Sunday, March 18, 2007

YouTube ethnography project

I have followed with interest the videos that have appeared in YouTube in relation to Web2.0. The original one made by the Digital Ethnography group from Kansas State University gave a view on Web 2.0 in which learning technologists and other enthusiasts can recognise their current work.

Cory the Raven posted a counter video on YouTube that questions what this kind of medium has to offer in addition to traditional media such as text and film.

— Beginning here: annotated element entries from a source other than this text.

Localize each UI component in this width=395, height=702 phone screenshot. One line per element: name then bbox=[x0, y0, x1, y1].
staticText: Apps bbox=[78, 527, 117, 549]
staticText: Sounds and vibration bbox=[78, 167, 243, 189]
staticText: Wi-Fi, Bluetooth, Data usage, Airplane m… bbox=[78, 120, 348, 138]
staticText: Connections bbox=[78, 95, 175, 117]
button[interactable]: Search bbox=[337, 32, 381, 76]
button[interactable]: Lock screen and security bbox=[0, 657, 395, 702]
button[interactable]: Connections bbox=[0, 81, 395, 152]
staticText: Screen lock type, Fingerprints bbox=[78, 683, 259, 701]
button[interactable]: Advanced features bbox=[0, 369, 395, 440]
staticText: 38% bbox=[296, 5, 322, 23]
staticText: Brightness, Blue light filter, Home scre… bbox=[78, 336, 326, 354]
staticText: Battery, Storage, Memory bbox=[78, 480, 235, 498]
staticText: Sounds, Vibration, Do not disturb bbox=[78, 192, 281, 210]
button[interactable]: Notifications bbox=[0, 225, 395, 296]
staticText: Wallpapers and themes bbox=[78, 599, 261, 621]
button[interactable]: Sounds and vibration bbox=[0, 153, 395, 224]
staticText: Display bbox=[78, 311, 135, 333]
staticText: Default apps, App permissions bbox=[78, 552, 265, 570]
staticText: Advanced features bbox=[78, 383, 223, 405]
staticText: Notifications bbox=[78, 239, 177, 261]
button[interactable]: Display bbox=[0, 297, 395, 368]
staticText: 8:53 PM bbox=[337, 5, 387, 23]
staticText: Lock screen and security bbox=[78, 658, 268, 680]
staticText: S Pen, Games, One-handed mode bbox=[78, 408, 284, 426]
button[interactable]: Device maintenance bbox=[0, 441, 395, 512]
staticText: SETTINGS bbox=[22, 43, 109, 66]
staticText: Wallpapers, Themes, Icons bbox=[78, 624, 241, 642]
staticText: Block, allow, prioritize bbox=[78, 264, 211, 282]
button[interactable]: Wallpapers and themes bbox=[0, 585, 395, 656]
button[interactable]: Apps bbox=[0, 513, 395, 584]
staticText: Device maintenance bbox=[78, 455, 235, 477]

The video itself has a very interesting pace to it and I would say the number of comments, communications and discussions on YouTube at the moment, ranging from McLuhan to Welsh, show that the level of communication that has been made possible through the Internet has changed these two older media into something new. It has made that text and film have been transformed from one-to many media in broadcasting mode, into many-to-many media, where information and discussion encourage the creation of knowledge. This in my view makes a big difference. The information is discussed and reactions to the older media mean that new thoughts and ideas are created. The videos have already been viewed by more than a million people and hundreds of comments have been made.

I agree with Cory that it is becoming problematic that half the population is not taking part in the online discussions. It makes that the knowledge in networks is less reliable, as it might only paint a one-sided picture on a subject. As somebody who has worked hard over the past five years to engage people with technology it seems a waste that a vast number of people are excluded from valuable learning opportunities. It seems to me that the higher the rate of convergence of technologies, the faster the engagement of disengaged people will be: the easier and cheaper it will be to access technology on digital televison or mobile phone, the quicker people will be tempted to take part.

Cory seems overly concerned with the move from living in the real world to living in a virtual world. It reminds me of Lyotard's final book in which he was very concerned about the move humans are making towards the 'inhuman'. I would argue that most people who venture online are firmly grounded in the real world and that problems in the real world quite often make that people move online to find information and to discuss whatever makes them tick in reality.